I have asked permission to extract this episode from a longer article. Professor Sharp was as generous in this as he has been helpful in other matters relating to selections which make up this volume of narratives.

The paragraphs which precede the present beginning are expository in nature, and while they bear interestingly upon the incident, they are not a necessary part of the narrative. The selection breathes the very atmosphere of highly hazardous adventure; and even though the writer quickly generates in us a feeling of confidence in the superior powers of Ranchman Wade and Peroxide Jim, we nevertheless restlessly live through the moments of the wild stampede as it makes its mad and frightened way along the perilous edge of the rim-rock.


IN THE PASHA'S GARDEN

H. G. Dwight is the son of an American missionary to the Near East, and lived for many years in Constantinople. Being compelled to leave Turkey after her entrance into the war, he returned to the United States and is now in the government service.

Mr. Dwight in this Stamboul romance has invested his scenes with the languorous and mystical spirit of the orientalism in which his characters so naturally move. We are here far away from the O. Henry type of story, with its startling cleverness, crisp humor, and ingenious surprise. We share instead the leisure and luxury of this eastern way of living—felt all the more strongly because of the presence of the French wife whose independent customs and bearing offend the servants of the easy-going Pasha. The interest, however, is not confined to the atmosphere. We are soon breathing the mystery of the kiosque—a mystery which the author never fully solves, but leaves silently merged in the intangible charm of the pervading orientalism.


LITTLE SELVES

Mary Lerner, a story-writer of Cambridge, Massachusetts, first won attention by the publication of 'Little Selves' in the Atlantic Monthly.

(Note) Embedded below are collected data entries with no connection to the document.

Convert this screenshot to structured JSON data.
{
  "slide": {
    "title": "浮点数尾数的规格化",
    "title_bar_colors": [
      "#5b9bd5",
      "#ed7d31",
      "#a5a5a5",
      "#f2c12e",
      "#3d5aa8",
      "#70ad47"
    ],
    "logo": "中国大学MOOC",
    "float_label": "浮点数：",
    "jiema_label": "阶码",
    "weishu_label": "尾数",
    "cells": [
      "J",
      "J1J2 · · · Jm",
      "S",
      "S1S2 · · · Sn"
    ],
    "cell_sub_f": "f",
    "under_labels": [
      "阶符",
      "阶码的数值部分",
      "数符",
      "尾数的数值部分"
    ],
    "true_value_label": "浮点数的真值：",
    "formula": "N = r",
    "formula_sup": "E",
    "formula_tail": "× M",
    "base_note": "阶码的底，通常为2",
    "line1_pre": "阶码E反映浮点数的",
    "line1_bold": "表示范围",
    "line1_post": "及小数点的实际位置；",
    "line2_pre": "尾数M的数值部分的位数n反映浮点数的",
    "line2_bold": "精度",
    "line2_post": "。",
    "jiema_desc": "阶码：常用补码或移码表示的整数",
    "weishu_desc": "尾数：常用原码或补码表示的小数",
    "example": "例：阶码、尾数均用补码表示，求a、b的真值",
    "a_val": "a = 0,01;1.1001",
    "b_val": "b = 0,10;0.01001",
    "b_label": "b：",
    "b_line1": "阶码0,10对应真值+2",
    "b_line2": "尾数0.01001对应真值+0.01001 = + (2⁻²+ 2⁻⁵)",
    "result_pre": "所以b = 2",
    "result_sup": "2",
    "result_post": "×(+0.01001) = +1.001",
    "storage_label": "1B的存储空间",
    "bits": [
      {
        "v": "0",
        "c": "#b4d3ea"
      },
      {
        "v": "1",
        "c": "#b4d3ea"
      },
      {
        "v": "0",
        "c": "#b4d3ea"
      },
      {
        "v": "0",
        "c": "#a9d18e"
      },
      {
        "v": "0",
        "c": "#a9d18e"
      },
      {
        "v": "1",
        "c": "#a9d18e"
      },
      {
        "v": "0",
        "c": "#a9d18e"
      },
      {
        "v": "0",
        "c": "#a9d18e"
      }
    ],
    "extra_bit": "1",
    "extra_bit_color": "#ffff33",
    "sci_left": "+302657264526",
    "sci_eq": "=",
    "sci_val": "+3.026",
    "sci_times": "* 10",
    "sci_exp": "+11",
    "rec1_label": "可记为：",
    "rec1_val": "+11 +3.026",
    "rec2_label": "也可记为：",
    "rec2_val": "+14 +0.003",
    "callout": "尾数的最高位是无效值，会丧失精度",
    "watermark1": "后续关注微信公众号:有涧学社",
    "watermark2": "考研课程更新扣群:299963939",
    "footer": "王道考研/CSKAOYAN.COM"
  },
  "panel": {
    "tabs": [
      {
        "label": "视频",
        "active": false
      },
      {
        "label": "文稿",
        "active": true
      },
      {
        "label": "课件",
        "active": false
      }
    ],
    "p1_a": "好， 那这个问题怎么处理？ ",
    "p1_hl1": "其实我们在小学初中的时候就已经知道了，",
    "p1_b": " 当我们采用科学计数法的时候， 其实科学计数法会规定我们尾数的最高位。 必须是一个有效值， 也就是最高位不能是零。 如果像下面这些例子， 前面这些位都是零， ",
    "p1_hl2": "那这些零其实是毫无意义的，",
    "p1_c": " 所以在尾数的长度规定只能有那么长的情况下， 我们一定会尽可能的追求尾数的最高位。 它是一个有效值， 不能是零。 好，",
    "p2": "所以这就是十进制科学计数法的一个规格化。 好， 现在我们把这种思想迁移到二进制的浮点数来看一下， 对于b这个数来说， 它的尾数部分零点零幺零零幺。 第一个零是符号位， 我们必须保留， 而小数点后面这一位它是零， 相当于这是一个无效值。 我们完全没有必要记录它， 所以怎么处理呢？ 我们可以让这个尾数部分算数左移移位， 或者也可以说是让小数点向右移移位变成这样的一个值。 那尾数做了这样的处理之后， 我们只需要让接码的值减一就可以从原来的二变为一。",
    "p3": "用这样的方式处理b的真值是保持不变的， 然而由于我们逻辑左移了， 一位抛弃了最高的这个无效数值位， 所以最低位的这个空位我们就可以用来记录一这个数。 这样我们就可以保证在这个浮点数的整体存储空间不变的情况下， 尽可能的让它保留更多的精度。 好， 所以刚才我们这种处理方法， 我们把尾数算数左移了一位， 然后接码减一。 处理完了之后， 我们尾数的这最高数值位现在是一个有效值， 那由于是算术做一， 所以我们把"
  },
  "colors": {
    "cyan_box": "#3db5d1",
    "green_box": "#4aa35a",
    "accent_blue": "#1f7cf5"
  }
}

I have included this selection because it reveals so delicately and so immediately that quality which we may somewhat paradoxically call romantic realism. The scenes which Miss Lerner's old Irish woman so intimately recalls are all peopled by the real creatures of a remembered past, principally her little selves as they lived through their childish joys and sorrows and swiftly sequent perplexities. But each of these experiences, so intimately and realistically portrayed, is seen through memories tinged with the charm of a happy Celtic romance.